We're all on the same side, so why can't we just get along? Kyle Fielder reckons we can, and explains how...
The relationship between web designers and web developers is key to any successful web project. At next week's Generate conference, SoDA, The Global Society for Digital Marketing Innovators, will hold a social experiment to determine what traits and preferences web designers and developers have in common. The results will be presented via live infographics, providing a fun way to bridge the design-development divide.
Meanwhile, Kyle Fielder - product designer and managing director at thoughtbot - offers his top tips to fostering good relations and making everyone feel they're on the same side...

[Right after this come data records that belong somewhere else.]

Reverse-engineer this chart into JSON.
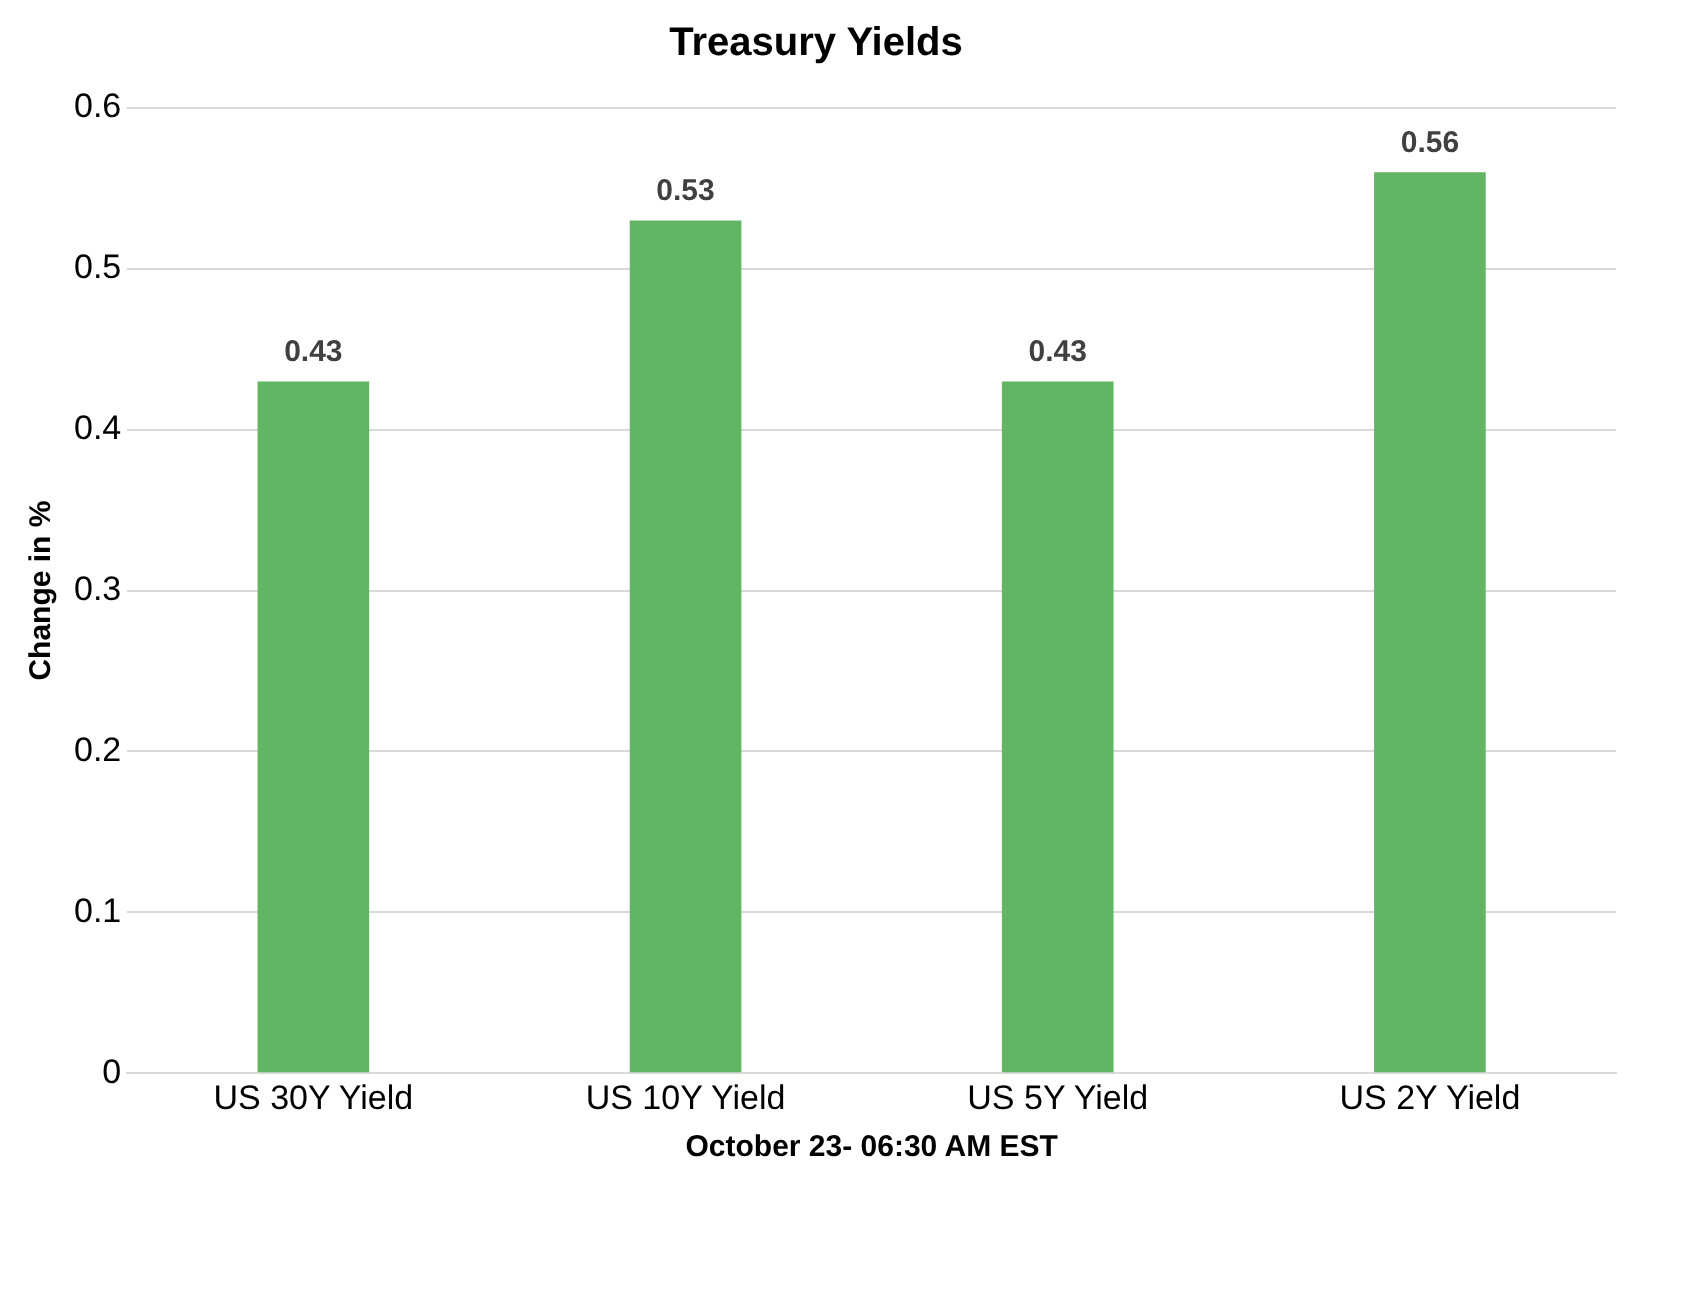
{
  "chart_data": {
    "type": "bar",
    "title": "Treasury Yields",
    "xlabel": "October 23- 06:30 AM EST",
    "ylabel": "Change in %",
    "categories": [
      "US 30Y Yield",
      "US 10Y Yield",
      "US 5Y Yield",
      "US 2Y Yield"
    ],
    "values": [
      0.43,
      0.53,
      0.43,
      0.56
    ],
    "color": "#62b562",
    "ylim": [
      0,
      0.6
    ],
    "yticks": [
      0,
      0.1,
      0.2,
      0.3,
      0.4,
      0.5,
      0.6
    ],
    "grid": "y",
    "data_labels": true,
    "legend": false
  }
}
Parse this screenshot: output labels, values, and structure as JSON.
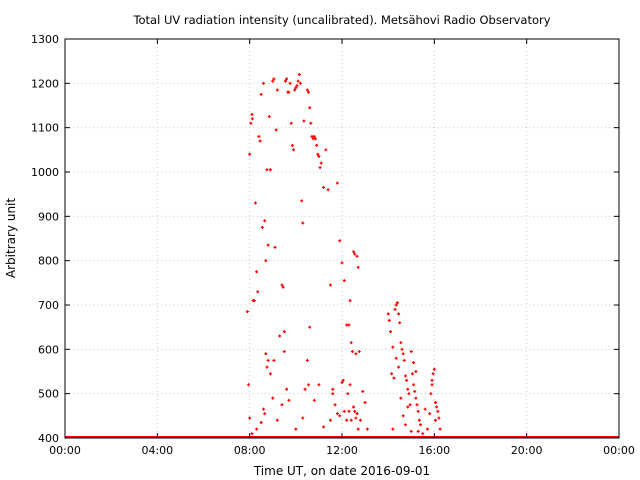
{
  "chart_data": {
    "type": "scatter",
    "title": "Total UV radiation intensity (uncalibrated). Metsähovi Radio Observatory",
    "xlabel": "Time UT, on date 2016-09-01",
    "ylabel": "Arbitrary unit",
    "xlim": [
      0,
      24
    ],
    "ylim": [
      400,
      1300
    ],
    "x_ticks": [
      0,
      4,
      8,
      12,
      16,
      20,
      24
    ],
    "x_tick_labels": [
      "00:00",
      "04:00",
      "08:00",
      "12:00",
      "16:00",
      "20:00",
      "00:00"
    ],
    "y_ticks": [
      400,
      500,
      600,
      700,
      800,
      900,
      1000,
      1100,
      1200,
      1300
    ],
    "y_tick_labels": [
      "400",
      "500",
      "600",
      "700",
      "800",
      "900",
      "1000",
      "1100",
      "1200",
      "1300"
    ],
    "grid": true,
    "marker_color": "#ff0000",
    "baseline": {
      "y": 400,
      "x_start": 0,
      "x_end": 24
    },
    "series": [
      {
        "points": [
          [
            7.9,
            685
          ],
          [
            7.95,
            520
          ],
          [
            8.0,
            1040
          ],
          [
            8.05,
            1110
          ],
          [
            8.1,
            1130
          ],
          [
            8.12,
            1120
          ],
          [
            8.15,
            710
          ],
          [
            8.2,
            710
          ],
          [
            8.25,
            930
          ],
          [
            8.3,
            775
          ],
          [
            8.35,
            730
          ],
          [
            8.4,
            1080
          ],
          [
            8.45,
            1070
          ],
          [
            8.5,
            1175
          ],
          [
            8.55,
            875
          ],
          [
            8.6,
            1200
          ],
          [
            8.65,
            890
          ],
          [
            8.7,
            800
          ],
          [
            8.75,
            1005
          ],
          [
            8.8,
            835
          ],
          [
            8.85,
            1125
          ],
          [
            8.9,
            1005
          ],
          [
            9.0,
            1205
          ],
          [
            9.05,
            1210
          ],
          [
            9.1,
            830
          ],
          [
            9.15,
            1095
          ],
          [
            9.2,
            1185
          ],
          [
            9.3,
            630
          ],
          [
            9.4,
            745
          ],
          [
            9.45,
            740
          ],
          [
            9.5,
            640
          ],
          [
            9.55,
            1205
          ],
          [
            9.6,
            1210
          ],
          [
            9.65,
            1180
          ],
          [
            9.7,
            1180
          ],
          [
            9.75,
            1200
          ],
          [
            9.8,
            1110
          ],
          [
            9.85,
            1060
          ],
          [
            9.9,
            1050
          ],
          [
            9.95,
            1185
          ],
          [
            10.0,
            1190
          ],
          [
            10.05,
            1195
          ],
          [
            10.1,
            1205
          ],
          [
            10.15,
            1220
          ],
          [
            10.2,
            1200
          ],
          [
            10.25,
            935
          ],
          [
            10.3,
            885
          ],
          [
            10.35,
            1115
          ],
          [
            10.5,
            1185
          ],
          [
            10.55,
            1180
          ],
          [
            10.6,
            1145
          ],
          [
            10.65,
            1110
          ],
          [
            10.7,
            1080
          ],
          [
            10.75,
            1075
          ],
          [
            10.8,
            1080
          ],
          [
            10.85,
            1075
          ],
          [
            10.9,
            1060
          ],
          [
            10.95,
            1040
          ],
          [
            11.0,
            1035
          ],
          [
            11.05,
            1010
          ],
          [
            11.1,
            1020
          ],
          [
            11.2,
            965
          ],
          [
            11.3,
            1050
          ],
          [
            11.4,
            960
          ],
          [
            11.5,
            745
          ],
          [
            11.6,
            510
          ],
          [
            11.8,
            975
          ],
          [
            11.9,
            845
          ],
          [
            12.0,
            795
          ],
          [
            12.1,
            755
          ],
          [
            12.2,
            655
          ],
          [
            12.3,
            655
          ],
          [
            12.35,
            710
          ],
          [
            12.4,
            615
          ],
          [
            12.45,
            595
          ],
          [
            12.5,
            820
          ],
          [
            12.55,
            815
          ],
          [
            12.6,
            590
          ],
          [
            12.65,
            810
          ],
          [
            12.7,
            785
          ],
          [
            12.75,
            595
          ],
          [
            8.0,
            445
          ],
          [
            8.1,
            410
          ],
          [
            8.3,
            420
          ],
          [
            8.5,
            435
          ],
          [
            8.6,
            465
          ],
          [
            8.65,
            455
          ],
          [
            8.7,
            590
          ],
          [
            8.75,
            560
          ],
          [
            8.8,
            575
          ],
          [
            8.9,
            545
          ],
          [
            9.0,
            490
          ],
          [
            9.05,
            575
          ],
          [
            9.2,
            440
          ],
          [
            9.4,
            475
          ],
          [
            9.5,
            595
          ],
          [
            9.6,
            510
          ],
          [
            9.7,
            485
          ],
          [
            10.0,
            420
          ],
          [
            10.3,
            445
          ],
          [
            10.4,
            510
          ],
          [
            10.5,
            575
          ],
          [
            10.55,
            520
          ],
          [
            10.6,
            650
          ],
          [
            10.8,
            485
          ],
          [
            11.0,
            520
          ],
          [
            11.2,
            425
          ],
          [
            11.5,
            440
          ],
          [
            11.6,
            500
          ],
          [
            11.7,
            475
          ],
          [
            11.8,
            455
          ],
          [
            11.9,
            450
          ],
          [
            12.0,
            525
          ],
          [
            12.05,
            530
          ],
          [
            12.1,
            460
          ],
          [
            12.2,
            440
          ],
          [
            12.25,
            500
          ],
          [
            12.3,
            460
          ],
          [
            12.35,
            520
          ],
          [
            12.4,
            440
          ],
          [
            12.5,
            470
          ],
          [
            12.55,
            460
          ],
          [
            12.6,
            445
          ],
          [
            12.65,
            455
          ],
          [
            12.7,
            420
          ],
          [
            12.8,
            440
          ],
          [
            12.9,
            505
          ],
          [
            13.0,
            480
          ],
          [
            13.1,
            420
          ],
          [
            14.0,
            680
          ],
          [
            14.05,
            665
          ],
          [
            14.1,
            640
          ],
          [
            14.15,
            545
          ],
          [
            14.2,
            605
          ],
          [
            14.25,
            535
          ],
          [
            14.3,
            690
          ],
          [
            14.35,
            700
          ],
          [
            14.4,
            705
          ],
          [
            14.45,
            680
          ],
          [
            14.5,
            660
          ],
          [
            14.55,
            615
          ],
          [
            14.6,
            600
          ],
          [
            14.65,
            590
          ],
          [
            14.7,
            575
          ],
          [
            14.75,
            540
          ],
          [
            14.8,
            530
          ],
          [
            14.85,
            510
          ],
          [
            14.9,
            500
          ],
          [
            14.95,
            475
          ],
          [
            15.0,
            595
          ],
          [
            15.05,
            545
          ],
          [
            15.1,
            520
          ],
          [
            15.15,
            505
          ],
          [
            15.2,
            490
          ],
          [
            15.25,
            475
          ],
          [
            15.3,
            460
          ],
          [
            15.35,
            440
          ],
          [
            15.4,
            430
          ],
          [
            15.5,
            410
          ],
          [
            15.6,
            465
          ],
          [
            15.7,
            420
          ],
          [
            15.8,
            455
          ],
          [
            15.85,
            500
          ],
          [
            15.9,
            520
          ],
          [
            15.95,
            545
          ],
          [
            16.0,
            555
          ],
          [
            16.05,
            480
          ],
          [
            16.1,
            470
          ],
          [
            16.15,
            460
          ],
          [
            16.2,
            445
          ],
          [
            16.25,
            420
          ],
          [
            14.2,
            420
          ],
          [
            14.35,
            580
          ],
          [
            14.45,
            560
          ],
          [
            14.55,
            490
          ],
          [
            14.65,
            450
          ],
          [
            14.75,
            430
          ],
          [
            14.85,
            470
          ],
          [
            15.0,
            415
          ],
          [
            15.1,
            570
          ],
          [
            15.2,
            550
          ],
          [
            15.3,
            415
          ],
          [
            15.9,
            530
          ],
          [
            16.05,
            440
          ]
        ]
      }
    ]
  }
}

At the root of any designer-developer problem, there's always some form of miscommunication. At the root of every healthy designer-developer relationship, there's positive, open communication. Enable open communication and you should have a healthy relationship.
02. Empathy and respect
Don't put down or simplify the work of another person. Remain respectful and assume that their job is just as difficult – if not more so – than your own.
Believing that your counterpart will accomplish his or her tasks correctly is invaluable. It's your responsibility to prove to others that you can be trusted. If you trust the people you work with, you can focus on finishing your own tasks.
04. Ensure proximity
The one thing that I've seen foster the best relationships between designers and developers is having them sit right next to each other. This encourages faster and more open communication. There's something about working face-to-face that builds more understanding and respect, too.
05. Remote working
That isn't to say that you need to be sitting next to each other to have good communication and develop a strong relationship. You may need to work a little harder, but having open chat rooms and regular video chats can ease that.
06. Designer-developer pairing
Pairing forces designers and developers to sit together and solve problems, providing each with an understanding of the roles of the other and what they do. This also forces those involved to be better communicators. For instance, pairing to discuss hard user experience problems for 15 to 20 minutes can help find a smarter solution more quickly.